Les activités de Cetamada ont repris bon train à Diego Suarez avec le passage de Maria Alejandra Faria, biologiste au siège de Cetamada situé dans l’île Sainte-Marie. Cetamada est un organisme dont l’objectif est la conservation et la protection des mammifères marins à Madagascar, basée sur le développement d’un écotourisme responsable.

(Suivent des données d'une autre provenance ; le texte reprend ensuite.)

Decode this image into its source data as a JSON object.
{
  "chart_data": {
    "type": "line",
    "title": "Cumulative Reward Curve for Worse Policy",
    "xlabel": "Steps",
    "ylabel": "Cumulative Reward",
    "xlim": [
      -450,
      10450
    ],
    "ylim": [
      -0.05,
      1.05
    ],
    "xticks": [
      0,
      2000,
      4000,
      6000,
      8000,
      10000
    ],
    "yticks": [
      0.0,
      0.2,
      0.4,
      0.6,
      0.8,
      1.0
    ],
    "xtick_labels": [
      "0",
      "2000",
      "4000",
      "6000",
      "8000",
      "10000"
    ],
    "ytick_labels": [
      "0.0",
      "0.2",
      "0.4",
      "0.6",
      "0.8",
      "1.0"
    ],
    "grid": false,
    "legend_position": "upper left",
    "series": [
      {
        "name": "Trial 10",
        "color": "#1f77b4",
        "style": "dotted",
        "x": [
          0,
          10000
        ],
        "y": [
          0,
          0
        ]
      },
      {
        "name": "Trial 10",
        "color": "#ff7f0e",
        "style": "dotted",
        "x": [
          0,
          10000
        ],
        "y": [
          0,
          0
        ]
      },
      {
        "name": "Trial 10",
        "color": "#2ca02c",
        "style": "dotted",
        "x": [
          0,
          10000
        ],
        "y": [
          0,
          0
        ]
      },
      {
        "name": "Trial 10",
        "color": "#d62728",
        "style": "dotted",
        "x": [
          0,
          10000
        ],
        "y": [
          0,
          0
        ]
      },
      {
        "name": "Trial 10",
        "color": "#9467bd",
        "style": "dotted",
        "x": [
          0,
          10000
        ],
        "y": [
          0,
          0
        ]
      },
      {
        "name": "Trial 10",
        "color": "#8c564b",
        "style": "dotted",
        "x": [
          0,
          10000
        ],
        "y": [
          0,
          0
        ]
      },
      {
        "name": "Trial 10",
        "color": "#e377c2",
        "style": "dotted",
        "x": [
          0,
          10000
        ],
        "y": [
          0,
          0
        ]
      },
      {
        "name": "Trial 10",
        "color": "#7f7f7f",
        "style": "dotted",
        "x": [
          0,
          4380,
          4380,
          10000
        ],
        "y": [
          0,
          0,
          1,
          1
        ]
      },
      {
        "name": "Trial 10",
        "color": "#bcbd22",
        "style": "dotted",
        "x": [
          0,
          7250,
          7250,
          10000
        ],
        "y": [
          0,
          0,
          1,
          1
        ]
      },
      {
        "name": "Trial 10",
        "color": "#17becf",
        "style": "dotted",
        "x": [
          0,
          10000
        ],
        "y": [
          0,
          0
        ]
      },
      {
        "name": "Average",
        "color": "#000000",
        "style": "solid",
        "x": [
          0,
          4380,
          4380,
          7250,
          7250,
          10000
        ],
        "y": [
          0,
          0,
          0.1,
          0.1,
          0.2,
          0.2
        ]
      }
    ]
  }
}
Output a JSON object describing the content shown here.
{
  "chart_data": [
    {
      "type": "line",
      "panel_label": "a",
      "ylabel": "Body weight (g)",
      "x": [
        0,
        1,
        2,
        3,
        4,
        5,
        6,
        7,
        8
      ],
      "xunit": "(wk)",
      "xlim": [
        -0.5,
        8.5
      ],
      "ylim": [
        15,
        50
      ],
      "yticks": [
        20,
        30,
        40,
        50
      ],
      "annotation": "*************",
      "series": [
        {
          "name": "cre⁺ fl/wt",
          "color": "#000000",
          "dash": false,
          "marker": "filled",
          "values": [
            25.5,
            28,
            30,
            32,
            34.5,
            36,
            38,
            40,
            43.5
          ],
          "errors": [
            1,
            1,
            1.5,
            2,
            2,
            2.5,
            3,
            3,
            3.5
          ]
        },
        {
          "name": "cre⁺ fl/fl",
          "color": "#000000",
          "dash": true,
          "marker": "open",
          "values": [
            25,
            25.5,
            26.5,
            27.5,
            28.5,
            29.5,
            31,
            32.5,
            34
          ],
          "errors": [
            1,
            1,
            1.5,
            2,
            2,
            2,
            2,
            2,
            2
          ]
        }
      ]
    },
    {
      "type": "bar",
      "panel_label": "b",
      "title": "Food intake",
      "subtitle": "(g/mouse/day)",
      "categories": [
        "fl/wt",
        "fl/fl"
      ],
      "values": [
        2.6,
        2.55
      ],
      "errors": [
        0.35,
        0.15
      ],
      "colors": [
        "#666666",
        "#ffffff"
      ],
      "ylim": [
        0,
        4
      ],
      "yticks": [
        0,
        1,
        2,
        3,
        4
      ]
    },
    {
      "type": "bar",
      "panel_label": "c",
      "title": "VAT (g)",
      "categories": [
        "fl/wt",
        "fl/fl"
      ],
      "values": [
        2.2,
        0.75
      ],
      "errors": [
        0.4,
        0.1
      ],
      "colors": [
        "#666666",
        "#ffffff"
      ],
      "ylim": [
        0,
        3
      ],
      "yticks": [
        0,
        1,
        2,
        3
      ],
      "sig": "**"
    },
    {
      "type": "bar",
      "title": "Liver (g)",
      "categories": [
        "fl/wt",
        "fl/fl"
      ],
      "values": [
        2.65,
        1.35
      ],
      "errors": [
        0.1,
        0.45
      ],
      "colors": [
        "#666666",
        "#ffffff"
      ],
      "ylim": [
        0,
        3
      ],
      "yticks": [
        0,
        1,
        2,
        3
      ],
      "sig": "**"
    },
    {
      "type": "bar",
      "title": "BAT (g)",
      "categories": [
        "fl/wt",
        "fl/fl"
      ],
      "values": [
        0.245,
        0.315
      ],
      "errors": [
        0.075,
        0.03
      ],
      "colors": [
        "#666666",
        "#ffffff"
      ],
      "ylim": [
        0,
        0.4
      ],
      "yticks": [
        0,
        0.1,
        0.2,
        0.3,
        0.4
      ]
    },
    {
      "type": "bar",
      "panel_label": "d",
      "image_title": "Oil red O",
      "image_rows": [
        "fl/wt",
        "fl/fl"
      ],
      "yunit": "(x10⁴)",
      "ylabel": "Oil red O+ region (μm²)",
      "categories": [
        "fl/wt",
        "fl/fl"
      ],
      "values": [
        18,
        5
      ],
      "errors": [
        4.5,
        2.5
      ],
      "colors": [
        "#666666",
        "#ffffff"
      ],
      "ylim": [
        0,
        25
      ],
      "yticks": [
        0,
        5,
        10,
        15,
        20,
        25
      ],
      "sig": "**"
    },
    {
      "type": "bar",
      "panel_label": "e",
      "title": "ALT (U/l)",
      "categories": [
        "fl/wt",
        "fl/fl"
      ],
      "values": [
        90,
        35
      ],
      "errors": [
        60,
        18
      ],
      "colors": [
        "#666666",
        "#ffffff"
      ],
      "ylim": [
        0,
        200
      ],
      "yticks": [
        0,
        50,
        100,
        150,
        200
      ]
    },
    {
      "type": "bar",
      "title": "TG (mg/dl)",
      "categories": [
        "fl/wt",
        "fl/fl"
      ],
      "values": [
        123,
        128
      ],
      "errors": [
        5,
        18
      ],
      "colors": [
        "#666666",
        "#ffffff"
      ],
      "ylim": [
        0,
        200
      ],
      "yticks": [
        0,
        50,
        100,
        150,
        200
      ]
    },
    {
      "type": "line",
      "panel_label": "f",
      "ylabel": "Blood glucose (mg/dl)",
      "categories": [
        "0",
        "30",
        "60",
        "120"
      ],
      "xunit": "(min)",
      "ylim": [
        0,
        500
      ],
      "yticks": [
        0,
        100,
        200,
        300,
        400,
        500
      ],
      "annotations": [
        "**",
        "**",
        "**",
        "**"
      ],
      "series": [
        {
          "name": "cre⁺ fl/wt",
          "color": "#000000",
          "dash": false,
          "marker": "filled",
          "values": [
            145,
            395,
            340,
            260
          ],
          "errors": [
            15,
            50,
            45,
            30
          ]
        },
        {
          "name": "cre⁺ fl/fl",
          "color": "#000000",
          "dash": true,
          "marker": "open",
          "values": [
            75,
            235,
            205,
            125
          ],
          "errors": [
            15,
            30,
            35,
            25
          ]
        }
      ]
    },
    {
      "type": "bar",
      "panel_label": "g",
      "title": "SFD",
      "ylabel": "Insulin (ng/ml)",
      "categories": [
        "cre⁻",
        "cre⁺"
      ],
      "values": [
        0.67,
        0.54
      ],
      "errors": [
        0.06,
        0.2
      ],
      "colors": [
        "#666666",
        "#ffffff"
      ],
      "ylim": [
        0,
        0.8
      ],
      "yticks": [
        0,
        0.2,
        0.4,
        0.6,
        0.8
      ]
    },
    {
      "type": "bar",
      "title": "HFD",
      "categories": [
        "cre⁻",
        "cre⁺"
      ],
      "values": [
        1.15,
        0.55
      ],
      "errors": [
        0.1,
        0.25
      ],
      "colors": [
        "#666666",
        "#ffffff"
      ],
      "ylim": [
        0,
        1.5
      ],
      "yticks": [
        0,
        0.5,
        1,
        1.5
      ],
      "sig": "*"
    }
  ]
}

Azimut, antenne de Cetamada pour le nord de la Grande Île, a mis à profit le passage de Madame Faría pour organiser une rencontre dans ses locaux le 16 mai 2012. C’y sont réunis amis, partenaires, stagiaires Azimut et autres intéressés. Étaient présents Philippe Baratier du Suarez Hôtel et Nicolas Martin du Babaomby Lodge qui gère un centre de kite-surf et de windsurf aux abords de la mer d’Emeraude. L’Office Régional du Tourisme de Diego Suarez y était représenté par Juldas Milatianjary.

En matinée, Madame Faría a fait une présentation générale de Cetamada, de ses activités, de son plan d’action. Des courts métrages ont été projetés et les participants ont assisté à un débat sur la mise en place d’activités de sensibilisation auprès des touristes qui séjournent dans les hôtels de la région de Diego Suarez.

L’après-midi a été consacrée à l’apprentissage d’un nouveau concept : comment établir une carte mentale (carte heuristique ou mind map). Il s’agit d’une représentation arborescente de données qui sert d’outil de base pour de nombreuses applications : prise de notes, préparation d’un exposé ou d’un discours, brainstorming, structuration d’un projet, révision et clarification des concepts, identification de mots clés, visualisation et organisation d’idées, aide à l’apprentissage mnémotechnique…

Pour l’ONG Azimut, cet outil constituera un élément enrichissant dans ses activités participatives d’éducation et de sensibilisation aux mammifères marins auprès de communautés locales. En effet cette méthode, qui requiert peu de matériel, permet en brousse l’apprentissage de notions de façon dynamique même en l’absence de projecteurs (manque d’électricité) et où l’accès aux ressources aussi simples que le papier, les stylos et les tableaux est bien souvent réservé aux seules écoles. En fait, une plage de sable comme feuille de papier et un simple bâton de bois comme stylo suffisent pour dresser le plan d’une carte mentale.

Un grand merci à Madame Faría et à Cetamada pour leur bonnes idées et leur constant soutien!